After Tet, you and Tomatoes cover it
with runway matting and sandbags.
Three months later, on night supply
with Tomatoes, stoned in the early morning,
the rockets hit again. You run
across the sand under fire, crab-wise,
back to supply from the bunker
to find Eddie's cigarettes and a canteen
of coffee. A brother knows
what a brother needs
to keep him from shitting his pants.
Later, you remember these small things:
whiskey, cigarettes, coffee, heat of bodies
in a bunker. Not so small.
Thomas, geminus, twin.
D'Amato, amare, to love.
I was not the man on the ground
belly-down to the jungle bugs
and the dirt soaked with rain and
blood. I was not the man who humped
the dead and near-dead through night paddies.
I was not the man at My Lai;
I did not break for lunch and eat
slowly so bound fathers could watch
their wounded daughters die in ditches
at my feet. No, I was only the air
man, the drop boy, Vietnam a sponge
of green under the chopper.
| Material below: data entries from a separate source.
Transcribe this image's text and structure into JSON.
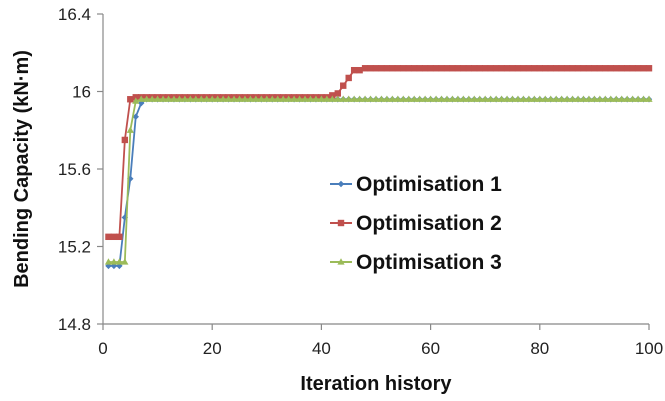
{
  "chart_data": {
    "type": "line",
    "xlabel": "Iteration history",
    "ylabel": "Bending Capacity (kN·m)",
    "xlim": [
      0,
      100
    ],
    "ylim": [
      14.8,
      16.4
    ],
    "xticks": [
      0,
      20,
      40,
      60,
      80,
      100
    ],
    "yticks": [
      14.8,
      15.2,
      15.6,
      16,
      16.4
    ],
    "ytick_labels": [
      "14.8",
      "15.2",
      "15.6",
      "16",
      "16.4"
    ],
    "xtick_labels": [
      "0",
      "20",
      "40",
      "60",
      "80",
      "100"
    ],
    "grid": false,
    "legend_position": "center-right",
    "series": [
      {
        "name": "Optimisation 1",
        "color": "#4A7EBB",
        "marker": "diamond",
        "points": [
          [
            1,
            15.1
          ],
          [
            2,
            15.1
          ],
          [
            3,
            15.1
          ],
          [
            4,
            15.35
          ],
          [
            5,
            15.55
          ],
          [
            6,
            15.87
          ],
          [
            7,
            15.94
          ],
          [
            8,
            15.96
          ],
          [
            100,
            15.96
          ]
        ]
      },
      {
        "name": "Optimisation 2",
        "color": "#C0504D",
        "marker": "square",
        "points": [
          [
            1,
            15.25
          ],
          [
            2,
            15.25
          ],
          [
            3,
            15.25
          ],
          [
            4,
            15.75
          ],
          [
            5,
            15.96
          ],
          [
            6,
            15.97
          ],
          [
            7,
            15.97
          ],
          [
            41,
            15.97
          ],
          [
            42,
            15.98
          ],
          [
            43,
            15.99
          ],
          [
            44,
            16.03
          ],
          [
            45,
            16.07
          ],
          [
            46,
            16.11
          ],
          [
            47,
            16.11
          ],
          [
            48,
            16.12
          ],
          [
            100,
            16.12
          ]
        ]
      },
      {
        "name": "Optimisation 3",
        "color": "#9BBB59",
        "marker": "triangle",
        "points": [
          [
            1,
            15.12
          ],
          [
            2,
            15.12
          ],
          [
            3,
            15.12
          ],
          [
            4,
            15.12
          ],
          [
            5,
            15.8
          ],
          [
            6,
            15.95
          ],
          [
            7,
            15.96
          ],
          [
            100,
            15.96
          ]
        ]
      }
    ]
  }
}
I just
threw their food, their guns,
my own gun rusted to my hip.
But I saw the hootches burning.
I watched them kill the children and animals
when all the men and women were dead.
My mother, Catherine Josephine,
small phrase, thin remnant,
the haunt that hung at the windows nbsp;
and smoked. We will not speak
about sickness in this house --
my father's command, as she
beat her devils down the drainpipes
with ammonia and burned
her ghosts back into the wallpaper
with a hot iron. We will not speak
about sickness in this house, as I sang
the Mass for an infant brother, born dead
and soft, never named.
And later, for my own father, Richard Barry,
whom I carried to the toilet
four times an hour for two years.
Dead from hacking on his own stomach,
the pulp of cancer dried on his lips,
the sickness that sealed them.
for my father and brother
What I remember most about that winter
in our father's cabin is kerosene
and the hunger of the four brown stoves.
And the clatter of wind on the roof's
metal skin, and each rusted pipe
that gave up from November to March.
The dust-colored birds that pecked
at scraps of the cake he let us eat
for lunch. His bone-scrawny Shepherd
that watched us chew turkey from aluminum
tins. Do you remember the lake there,
brother, Dog Pond' Vexing name,
silted water, and we skated it that winter
on soaped moon boots, under the scum-gray
light of the sun. There were mice
under the pocked wooden sink and a kingdom
of feral cats in the abandoned lean-to.
Abandoned. It has the right sound and feel
from here, as I lift the memory and hold it up,
locked like a daguerreotype, and see
three refugees and their animal comrades,
wintering, frozen in a scene from a familiar
documentary. What I remember most is gratitude,
later, for meat with bones, hot water, insulation,
the demise of the KeroSun stove, and him,
leader of a fractured tribe, a man who shouldered
weight as light, said pioneers, not exiles.